New Rules For Sending Texts, E-Cards And Social Media Messages Instead Of Christmas Cards
If you prefer to send Christmas cheer electronically, here are some guidelines.
By Pacey on December 21, 2017
It seems like sending Christmas cards to family and friend near and far is becoming a thing of the past. Every year I send…and receive fewer cards than the year before.
If you’re one of those who doesn’t want to spend the time or the money on cards, but still wants to send Christmas cheer, Moneyish has put together some guidelines:
- E-cards – Try sites like American Greetings, Jacquie Lawson (both of which charge a small membership fee) or 123 Greetings (free of charge). Keep your comments short and simple. Some people tend to get too long-winded when trying to get clever and creative. A simple “Looking forward to great things in 2018” is just fine. Just remember, that quite often e-cards go straight into junk folder, never to be seen.
- Email – When sending an email, try to keep it personal by sending it to just one person, and not to a group. You can get a little more creative and a little longer since you’re not relying on the colorful graphics of the e-card, but still keep is simple. You should have at least two lines – the first acknowledging your relationship to the recipient such as “I want to make sure to take a moment to thank you for all the great work that you’ve done with me this year. Looking forward to even greater things in 2018. Wishing you a Merry Christmas.”

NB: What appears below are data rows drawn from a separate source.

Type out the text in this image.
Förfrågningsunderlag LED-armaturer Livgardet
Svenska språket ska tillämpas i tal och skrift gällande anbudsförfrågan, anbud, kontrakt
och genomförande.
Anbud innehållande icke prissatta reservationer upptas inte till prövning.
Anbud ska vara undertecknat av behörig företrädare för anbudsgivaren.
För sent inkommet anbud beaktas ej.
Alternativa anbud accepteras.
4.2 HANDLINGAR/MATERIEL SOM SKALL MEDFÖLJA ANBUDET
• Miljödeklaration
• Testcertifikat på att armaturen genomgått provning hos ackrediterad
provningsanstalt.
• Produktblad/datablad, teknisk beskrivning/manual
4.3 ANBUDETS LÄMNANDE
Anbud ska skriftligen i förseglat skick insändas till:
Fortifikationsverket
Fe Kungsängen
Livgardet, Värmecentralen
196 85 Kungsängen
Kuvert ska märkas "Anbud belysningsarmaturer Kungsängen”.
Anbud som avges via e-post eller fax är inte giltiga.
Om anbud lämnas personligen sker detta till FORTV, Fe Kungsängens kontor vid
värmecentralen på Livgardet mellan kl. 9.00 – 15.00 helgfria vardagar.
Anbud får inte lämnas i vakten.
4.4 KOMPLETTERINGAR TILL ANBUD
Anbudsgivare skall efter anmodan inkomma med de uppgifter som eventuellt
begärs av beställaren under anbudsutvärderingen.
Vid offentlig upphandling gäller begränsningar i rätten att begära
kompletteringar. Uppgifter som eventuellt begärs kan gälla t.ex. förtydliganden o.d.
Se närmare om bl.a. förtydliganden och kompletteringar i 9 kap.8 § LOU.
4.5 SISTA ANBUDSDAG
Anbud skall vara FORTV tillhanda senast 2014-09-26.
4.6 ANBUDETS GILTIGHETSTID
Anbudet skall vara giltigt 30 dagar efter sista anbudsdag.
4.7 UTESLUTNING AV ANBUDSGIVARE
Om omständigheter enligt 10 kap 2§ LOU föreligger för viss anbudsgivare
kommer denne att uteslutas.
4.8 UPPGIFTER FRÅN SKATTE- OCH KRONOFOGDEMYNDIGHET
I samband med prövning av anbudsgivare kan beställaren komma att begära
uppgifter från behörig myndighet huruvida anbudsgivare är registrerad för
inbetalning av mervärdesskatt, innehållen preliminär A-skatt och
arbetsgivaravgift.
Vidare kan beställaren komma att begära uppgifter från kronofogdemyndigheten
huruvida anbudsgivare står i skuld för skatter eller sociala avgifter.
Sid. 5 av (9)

- Texts – Only send holiday wishes to people whom you know well. Keep it to three of four lines, and maybe include a pic of your family. “Mass texting” is a total put-off and should be avoided.
- Social Media – Posting a generic holiday message to all of your friends/followers on Instagram or Facebook should be in-addition-to, not as a replacement for individual, customized greetings. Include a fun holiday greeting and picture showing off you family, pets and/or tree. It’s a nice pleasantry, but shouldn’t be relied on as your only way of wishing your close friends and family well.
On a side-note. If you’re thinking of using the likes of Snapchat to send cute little holiday snaps to your friends, don’t…unless you’re 15-years-old. It’s not really a grown-up thing.